My inspiration was a piece of Joel Dewberry’s Ironwork in Lilac from Aviary 2 that I had gotten in a Hawthorne Threads scrap pack. I pulled out every piece of purplish plum from my stash and my solid scrap bin. Last year I attended a workshop with Bill Kerr from Modern Quilt Studio. He taught us that not every fabric in a quilt had to be matchy-matchy (my words, not his) with every other fabric in a quilt. He gave an analogy that quilt fabrics are like people at a dinner party. You wouldn’t want to host a party where the guests were all too similar (boring), nor would you want to host a dinner party where the guests were all too different (chaos). The trick, he said, is to make sure that each person/fabric had at least one other person/fabric to talk to. So, after I used colors similar to the ones found in the Joel Dewberry print, I started adding friends.

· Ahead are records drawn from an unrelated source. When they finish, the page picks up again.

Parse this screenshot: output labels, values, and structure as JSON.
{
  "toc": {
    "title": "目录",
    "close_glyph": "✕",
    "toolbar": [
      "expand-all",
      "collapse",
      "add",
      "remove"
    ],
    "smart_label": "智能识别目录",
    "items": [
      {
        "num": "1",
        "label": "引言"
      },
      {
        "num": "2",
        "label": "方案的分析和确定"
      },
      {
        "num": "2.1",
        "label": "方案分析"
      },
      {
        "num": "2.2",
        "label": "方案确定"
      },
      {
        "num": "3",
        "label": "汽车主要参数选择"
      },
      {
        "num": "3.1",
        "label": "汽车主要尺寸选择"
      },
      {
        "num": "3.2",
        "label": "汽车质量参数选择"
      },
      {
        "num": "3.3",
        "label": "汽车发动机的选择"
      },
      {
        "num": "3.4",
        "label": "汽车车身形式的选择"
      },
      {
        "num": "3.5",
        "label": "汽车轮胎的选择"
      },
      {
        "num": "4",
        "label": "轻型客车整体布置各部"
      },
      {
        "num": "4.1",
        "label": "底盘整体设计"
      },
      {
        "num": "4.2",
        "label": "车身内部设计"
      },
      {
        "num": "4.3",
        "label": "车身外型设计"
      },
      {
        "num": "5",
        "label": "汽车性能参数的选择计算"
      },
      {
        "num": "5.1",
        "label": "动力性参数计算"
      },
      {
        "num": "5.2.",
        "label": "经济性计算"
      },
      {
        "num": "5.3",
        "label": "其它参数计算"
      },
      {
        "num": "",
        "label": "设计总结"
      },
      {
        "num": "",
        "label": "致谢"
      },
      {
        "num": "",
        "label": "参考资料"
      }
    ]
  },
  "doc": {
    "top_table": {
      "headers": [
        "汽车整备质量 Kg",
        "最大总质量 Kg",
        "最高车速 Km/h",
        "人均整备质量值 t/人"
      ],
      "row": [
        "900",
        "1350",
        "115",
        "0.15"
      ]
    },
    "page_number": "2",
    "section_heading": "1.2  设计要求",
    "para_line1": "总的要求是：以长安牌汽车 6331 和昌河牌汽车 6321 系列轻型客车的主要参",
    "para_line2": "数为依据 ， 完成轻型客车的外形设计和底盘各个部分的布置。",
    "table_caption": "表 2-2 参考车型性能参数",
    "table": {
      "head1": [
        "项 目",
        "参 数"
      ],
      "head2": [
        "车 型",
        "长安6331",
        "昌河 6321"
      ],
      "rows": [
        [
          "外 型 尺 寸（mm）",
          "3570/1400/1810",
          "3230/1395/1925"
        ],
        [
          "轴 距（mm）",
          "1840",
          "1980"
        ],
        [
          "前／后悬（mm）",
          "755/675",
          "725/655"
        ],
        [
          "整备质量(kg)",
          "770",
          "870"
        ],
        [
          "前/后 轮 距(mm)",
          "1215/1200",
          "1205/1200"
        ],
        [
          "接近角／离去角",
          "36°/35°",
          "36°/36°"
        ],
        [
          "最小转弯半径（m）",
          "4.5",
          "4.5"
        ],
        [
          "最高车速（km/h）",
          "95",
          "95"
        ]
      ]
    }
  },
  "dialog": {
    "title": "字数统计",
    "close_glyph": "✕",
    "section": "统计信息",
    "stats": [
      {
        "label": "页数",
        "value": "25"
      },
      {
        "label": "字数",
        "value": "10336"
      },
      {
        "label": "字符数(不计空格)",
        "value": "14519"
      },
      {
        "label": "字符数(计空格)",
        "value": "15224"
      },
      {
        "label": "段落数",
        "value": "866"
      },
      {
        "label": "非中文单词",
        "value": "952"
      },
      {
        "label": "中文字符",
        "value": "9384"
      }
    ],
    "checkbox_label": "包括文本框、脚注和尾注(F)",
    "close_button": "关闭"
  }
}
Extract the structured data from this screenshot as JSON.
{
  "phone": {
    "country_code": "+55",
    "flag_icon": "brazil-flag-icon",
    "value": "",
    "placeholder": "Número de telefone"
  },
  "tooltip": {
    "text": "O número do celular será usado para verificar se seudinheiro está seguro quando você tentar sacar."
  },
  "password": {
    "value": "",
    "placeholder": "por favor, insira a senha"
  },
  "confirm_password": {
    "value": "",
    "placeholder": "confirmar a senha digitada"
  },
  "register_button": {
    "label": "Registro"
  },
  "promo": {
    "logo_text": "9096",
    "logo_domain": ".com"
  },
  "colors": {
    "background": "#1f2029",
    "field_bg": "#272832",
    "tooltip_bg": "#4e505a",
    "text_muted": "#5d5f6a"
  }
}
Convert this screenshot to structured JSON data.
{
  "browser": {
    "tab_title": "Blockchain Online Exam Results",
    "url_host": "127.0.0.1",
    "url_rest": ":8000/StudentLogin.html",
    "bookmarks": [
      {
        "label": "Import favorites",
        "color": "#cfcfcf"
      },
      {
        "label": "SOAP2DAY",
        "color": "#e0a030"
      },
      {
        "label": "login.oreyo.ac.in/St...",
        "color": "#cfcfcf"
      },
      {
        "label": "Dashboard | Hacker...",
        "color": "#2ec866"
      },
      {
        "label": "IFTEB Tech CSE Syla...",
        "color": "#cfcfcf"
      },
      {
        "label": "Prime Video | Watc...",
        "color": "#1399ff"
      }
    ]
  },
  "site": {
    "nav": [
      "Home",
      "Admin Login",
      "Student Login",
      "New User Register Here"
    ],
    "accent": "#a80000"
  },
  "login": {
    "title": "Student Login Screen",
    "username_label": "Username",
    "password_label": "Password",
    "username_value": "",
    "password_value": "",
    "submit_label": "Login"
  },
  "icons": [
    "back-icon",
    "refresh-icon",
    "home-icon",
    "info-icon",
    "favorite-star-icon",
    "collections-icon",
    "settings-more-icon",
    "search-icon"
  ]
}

I used my Tri-Recs ruler to help me draw the triangles on parchment paper. Once I had the outlines marked, I used a regular ruler to create triangles of different sizes within. Then, I used the parchment outlines as my foundation for paper piecing. I used my solid scrap bin and a few strips I cut out of my purple/orchid/plum solids and shot cottons. I know I used about 20 different fabrics in this pillow. This is the pillow that replaced the one I talked about in the last post. I probably should have taken a picture of it, but I decided to let the trash man take it with one last little pat from me. Dumb, I know. I'm just a little sentimental.



Starting Somewhere

 

I started quilting when my oldest son was about one. I had been an elementary teacher for seven years before we had our first child. Once he was born, I decided to stay home. It wasn’t a decision I made lightly, and it certainly wasn’t an easy transition. I really liked being a teacher. I felt successful. I felt challenged. Most importantly, I felt like I was good at something. For the first year, I tried to stay busy and engaged in motherhood, but instead I just kept looking at the clock. 9:30? Math time. 11:45? Go pick up the kids from PE. I worried all the time about everything. Was I being a good enough mom? How could I tell? At school, it was easy to assess success. At home? Not so much.

I wish I could remember exactly how I ended up in front of my cheap Wal-Mart Brother. Desperation, probably. :-) I do remember that I was pretty terrible. I was drawing on my only experience, which was a semi-successful sweatshirt in 8th grade. I kept a pillow that I made during that time and I looked at it the other day. It would be easy to say that it really was embarrassingly awful, but I won’t. I won’t because it was the very best that I was capable of at the time. I recently replaced it with a pillow I had just made. The new pillow represents the very best I am capable of now. What a difference!

I have three kids. I have quite a few quilts under my belt, too. None of my quilts are perfect, and I’ve learned to accept that as part of the learning curve. I feel great when I sew and create my ideas out of fabric. That feeling is my gauge for success. I’ve applied that lesson to motherhood too, and I’ve learned to relax. I smile at my kids a lot….and, they smile back. We laugh and learn together. That feels like success to me.